L'aérien redémarre

Paris — Après plus de trois années de crise, le transport aérien redémarre grâce à la reprise du trafic et d'importantes réductions de coûts, mais sa rentabilité est freinée par le pétrole cher, et toujours des surcapacités qui poussent à de nouveaux rapprochements.

À l'exception notable des majors américaines, les compagnies aériennes, principales clientes du salon du Bourget, ont repris des couleurs en 2005. «Une partie de l'industrie est rentable», a reconnu fin mai le directeur général de l'Association internationale du transport aérien (IATA) Giovanni Bisignani, en dressant un tableau pourtant alarmiste du paysage aérien mondial. L'IATA ne prévoit pas de retour à l'équilibre pour l'ensemble du secteur avant 2006.

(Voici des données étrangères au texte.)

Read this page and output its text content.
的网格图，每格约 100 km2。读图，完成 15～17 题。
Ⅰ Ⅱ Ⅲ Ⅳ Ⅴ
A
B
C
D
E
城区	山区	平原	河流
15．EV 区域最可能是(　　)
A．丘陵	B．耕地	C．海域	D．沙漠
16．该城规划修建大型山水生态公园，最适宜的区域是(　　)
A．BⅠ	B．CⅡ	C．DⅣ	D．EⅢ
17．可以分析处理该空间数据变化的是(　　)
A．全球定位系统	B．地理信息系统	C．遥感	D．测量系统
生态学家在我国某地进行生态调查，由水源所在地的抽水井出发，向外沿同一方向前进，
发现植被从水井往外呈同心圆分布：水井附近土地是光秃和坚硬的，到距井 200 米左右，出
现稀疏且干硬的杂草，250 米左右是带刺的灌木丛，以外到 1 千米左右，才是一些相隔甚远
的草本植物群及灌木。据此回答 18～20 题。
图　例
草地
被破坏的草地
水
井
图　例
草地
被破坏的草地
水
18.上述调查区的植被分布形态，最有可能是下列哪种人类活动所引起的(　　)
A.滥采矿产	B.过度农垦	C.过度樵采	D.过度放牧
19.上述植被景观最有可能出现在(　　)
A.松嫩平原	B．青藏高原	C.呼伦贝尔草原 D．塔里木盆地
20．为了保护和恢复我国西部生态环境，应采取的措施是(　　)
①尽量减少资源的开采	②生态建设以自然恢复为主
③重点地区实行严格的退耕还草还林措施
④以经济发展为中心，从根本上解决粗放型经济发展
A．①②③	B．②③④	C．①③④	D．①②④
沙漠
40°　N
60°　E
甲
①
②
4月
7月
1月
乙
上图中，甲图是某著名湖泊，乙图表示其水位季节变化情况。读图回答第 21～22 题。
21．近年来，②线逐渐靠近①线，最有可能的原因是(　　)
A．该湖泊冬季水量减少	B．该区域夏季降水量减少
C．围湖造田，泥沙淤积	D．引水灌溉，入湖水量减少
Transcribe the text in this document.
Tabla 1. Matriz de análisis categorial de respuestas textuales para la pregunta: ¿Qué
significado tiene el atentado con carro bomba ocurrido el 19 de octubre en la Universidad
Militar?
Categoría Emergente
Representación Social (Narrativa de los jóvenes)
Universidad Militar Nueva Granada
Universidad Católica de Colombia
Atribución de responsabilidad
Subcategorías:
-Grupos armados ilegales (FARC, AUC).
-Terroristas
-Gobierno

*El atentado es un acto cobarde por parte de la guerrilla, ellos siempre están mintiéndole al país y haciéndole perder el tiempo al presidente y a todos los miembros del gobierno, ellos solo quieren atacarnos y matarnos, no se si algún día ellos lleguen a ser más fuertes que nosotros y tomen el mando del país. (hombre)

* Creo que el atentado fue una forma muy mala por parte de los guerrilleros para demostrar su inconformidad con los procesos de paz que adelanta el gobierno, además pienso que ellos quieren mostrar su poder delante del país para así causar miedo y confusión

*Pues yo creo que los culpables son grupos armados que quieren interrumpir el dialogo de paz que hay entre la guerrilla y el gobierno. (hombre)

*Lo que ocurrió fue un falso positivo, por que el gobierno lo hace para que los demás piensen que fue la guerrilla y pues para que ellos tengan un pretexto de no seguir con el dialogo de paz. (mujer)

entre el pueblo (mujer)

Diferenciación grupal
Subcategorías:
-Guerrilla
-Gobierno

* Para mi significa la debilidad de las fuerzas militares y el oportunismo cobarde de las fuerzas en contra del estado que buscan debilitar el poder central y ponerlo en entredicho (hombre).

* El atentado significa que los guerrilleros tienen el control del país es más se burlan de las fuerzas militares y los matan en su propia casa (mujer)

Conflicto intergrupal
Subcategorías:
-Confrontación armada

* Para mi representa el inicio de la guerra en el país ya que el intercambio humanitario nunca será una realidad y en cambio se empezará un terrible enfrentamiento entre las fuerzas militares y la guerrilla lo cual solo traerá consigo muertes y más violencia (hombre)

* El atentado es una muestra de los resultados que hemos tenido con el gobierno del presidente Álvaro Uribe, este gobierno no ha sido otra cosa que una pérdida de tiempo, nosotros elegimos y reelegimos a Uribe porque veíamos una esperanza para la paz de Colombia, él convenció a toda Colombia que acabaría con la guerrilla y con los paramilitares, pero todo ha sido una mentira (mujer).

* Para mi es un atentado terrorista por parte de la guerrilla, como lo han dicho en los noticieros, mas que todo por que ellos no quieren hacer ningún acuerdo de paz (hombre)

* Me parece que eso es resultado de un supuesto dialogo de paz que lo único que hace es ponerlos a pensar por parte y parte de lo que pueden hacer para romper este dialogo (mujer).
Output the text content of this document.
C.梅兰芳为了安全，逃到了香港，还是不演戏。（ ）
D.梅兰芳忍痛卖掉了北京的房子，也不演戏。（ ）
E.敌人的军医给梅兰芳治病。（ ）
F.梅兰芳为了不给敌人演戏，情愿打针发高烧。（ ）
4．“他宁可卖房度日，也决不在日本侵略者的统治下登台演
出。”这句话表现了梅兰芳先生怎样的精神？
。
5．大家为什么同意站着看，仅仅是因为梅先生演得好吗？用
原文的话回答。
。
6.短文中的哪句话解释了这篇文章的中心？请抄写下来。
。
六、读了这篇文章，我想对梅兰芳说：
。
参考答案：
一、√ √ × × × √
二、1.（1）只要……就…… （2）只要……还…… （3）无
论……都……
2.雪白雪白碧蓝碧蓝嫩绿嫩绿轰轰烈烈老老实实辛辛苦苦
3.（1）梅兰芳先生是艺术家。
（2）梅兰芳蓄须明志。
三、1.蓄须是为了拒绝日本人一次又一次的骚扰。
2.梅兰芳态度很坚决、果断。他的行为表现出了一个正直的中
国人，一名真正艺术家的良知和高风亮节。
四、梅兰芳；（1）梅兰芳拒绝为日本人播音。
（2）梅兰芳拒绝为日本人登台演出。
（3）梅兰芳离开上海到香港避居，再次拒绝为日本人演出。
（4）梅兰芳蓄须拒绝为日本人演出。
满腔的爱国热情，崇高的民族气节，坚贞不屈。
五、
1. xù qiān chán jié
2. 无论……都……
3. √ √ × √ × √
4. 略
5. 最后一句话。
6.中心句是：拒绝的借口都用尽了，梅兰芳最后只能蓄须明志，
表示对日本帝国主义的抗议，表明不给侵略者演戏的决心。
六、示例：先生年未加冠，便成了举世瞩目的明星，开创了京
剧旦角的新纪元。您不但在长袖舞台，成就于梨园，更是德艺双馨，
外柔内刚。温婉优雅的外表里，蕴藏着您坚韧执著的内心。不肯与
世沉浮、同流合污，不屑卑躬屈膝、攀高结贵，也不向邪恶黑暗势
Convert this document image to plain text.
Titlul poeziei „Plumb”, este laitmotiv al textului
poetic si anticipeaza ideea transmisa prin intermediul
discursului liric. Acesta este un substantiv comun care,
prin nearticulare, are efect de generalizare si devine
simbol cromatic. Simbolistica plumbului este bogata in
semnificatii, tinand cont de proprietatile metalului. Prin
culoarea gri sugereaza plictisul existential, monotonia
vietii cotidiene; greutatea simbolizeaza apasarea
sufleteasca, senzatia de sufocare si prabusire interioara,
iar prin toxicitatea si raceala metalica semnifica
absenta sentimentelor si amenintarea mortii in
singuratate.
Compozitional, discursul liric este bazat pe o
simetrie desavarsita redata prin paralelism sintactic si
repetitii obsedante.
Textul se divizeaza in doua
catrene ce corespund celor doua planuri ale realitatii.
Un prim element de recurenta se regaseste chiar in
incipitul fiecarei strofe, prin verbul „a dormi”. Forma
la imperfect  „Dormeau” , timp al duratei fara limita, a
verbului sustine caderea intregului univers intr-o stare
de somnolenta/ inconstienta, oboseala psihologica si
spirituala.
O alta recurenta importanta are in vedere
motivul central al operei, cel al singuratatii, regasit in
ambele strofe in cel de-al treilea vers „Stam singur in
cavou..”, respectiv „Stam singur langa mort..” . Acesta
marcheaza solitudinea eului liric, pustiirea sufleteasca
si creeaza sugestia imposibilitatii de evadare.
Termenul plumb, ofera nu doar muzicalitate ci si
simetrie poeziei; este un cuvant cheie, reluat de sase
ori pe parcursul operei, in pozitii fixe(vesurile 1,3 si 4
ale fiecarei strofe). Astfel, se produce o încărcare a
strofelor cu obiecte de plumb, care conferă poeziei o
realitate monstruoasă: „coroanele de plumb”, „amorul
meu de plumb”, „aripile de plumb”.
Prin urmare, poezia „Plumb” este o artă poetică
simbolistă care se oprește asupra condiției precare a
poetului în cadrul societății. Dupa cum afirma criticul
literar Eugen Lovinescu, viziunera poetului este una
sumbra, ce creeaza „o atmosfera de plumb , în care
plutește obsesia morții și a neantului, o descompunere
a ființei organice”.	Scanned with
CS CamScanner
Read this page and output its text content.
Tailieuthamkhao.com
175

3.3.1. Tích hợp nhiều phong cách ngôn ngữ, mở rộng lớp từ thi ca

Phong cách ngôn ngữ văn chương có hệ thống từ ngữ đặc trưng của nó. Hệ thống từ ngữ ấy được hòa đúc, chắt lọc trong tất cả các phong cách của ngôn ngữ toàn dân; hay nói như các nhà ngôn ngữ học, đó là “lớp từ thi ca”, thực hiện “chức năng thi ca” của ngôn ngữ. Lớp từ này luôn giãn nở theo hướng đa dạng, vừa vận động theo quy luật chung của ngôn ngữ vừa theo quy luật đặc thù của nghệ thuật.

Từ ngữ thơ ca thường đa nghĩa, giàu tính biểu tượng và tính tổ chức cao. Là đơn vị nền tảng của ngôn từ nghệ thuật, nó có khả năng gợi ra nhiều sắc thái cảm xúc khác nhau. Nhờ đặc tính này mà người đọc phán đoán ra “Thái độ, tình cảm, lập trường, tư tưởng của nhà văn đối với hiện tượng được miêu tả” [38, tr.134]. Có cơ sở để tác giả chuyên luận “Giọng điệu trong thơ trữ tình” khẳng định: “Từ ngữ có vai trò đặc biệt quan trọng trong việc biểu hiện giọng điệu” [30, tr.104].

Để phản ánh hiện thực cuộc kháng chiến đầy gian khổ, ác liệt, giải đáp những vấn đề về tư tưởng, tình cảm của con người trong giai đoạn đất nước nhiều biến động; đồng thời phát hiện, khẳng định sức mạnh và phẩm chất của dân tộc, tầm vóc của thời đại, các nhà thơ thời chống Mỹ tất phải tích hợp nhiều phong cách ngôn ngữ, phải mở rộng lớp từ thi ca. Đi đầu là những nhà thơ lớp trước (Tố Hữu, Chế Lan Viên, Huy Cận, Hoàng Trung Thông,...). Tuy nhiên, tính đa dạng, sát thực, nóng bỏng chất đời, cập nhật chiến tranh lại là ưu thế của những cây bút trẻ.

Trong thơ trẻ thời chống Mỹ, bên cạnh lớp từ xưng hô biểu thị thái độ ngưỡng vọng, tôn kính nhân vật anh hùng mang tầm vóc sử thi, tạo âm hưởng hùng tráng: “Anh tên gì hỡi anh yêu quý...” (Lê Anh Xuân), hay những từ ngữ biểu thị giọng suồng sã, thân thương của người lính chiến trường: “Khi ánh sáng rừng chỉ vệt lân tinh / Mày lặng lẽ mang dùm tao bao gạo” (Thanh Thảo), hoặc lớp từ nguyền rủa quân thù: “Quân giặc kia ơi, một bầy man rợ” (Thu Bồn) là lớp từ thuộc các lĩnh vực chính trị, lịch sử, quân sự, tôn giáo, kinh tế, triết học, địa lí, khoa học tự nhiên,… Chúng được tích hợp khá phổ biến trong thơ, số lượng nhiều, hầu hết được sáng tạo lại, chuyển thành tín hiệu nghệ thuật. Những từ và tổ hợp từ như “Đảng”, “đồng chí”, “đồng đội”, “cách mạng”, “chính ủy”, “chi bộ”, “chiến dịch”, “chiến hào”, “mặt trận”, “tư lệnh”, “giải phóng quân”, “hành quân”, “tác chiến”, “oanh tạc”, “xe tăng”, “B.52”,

Depuis 2001, les compagnies aériennes ont essuyé coup sur coup le ralentissement économique mondial, les attaques terroristes du 11 septembre, l'épidémie de SRAS et les conflits en Afghanistan puis en Irak. «Les pertes entre 2001 et 2004 ont dépassé les 36 milliards $US», a rappelé M. Bisignani à l'assemblée générale annuelle de IATA.

En 2004, «les transporteurs américains ont perdu neuf milliards $US», a-t-il précisé. Mais les «Européens ont généré 1,4 milliard $US de bénéfices et les Asiatiques 2,6 milliards de profits», a-t-il nuancé.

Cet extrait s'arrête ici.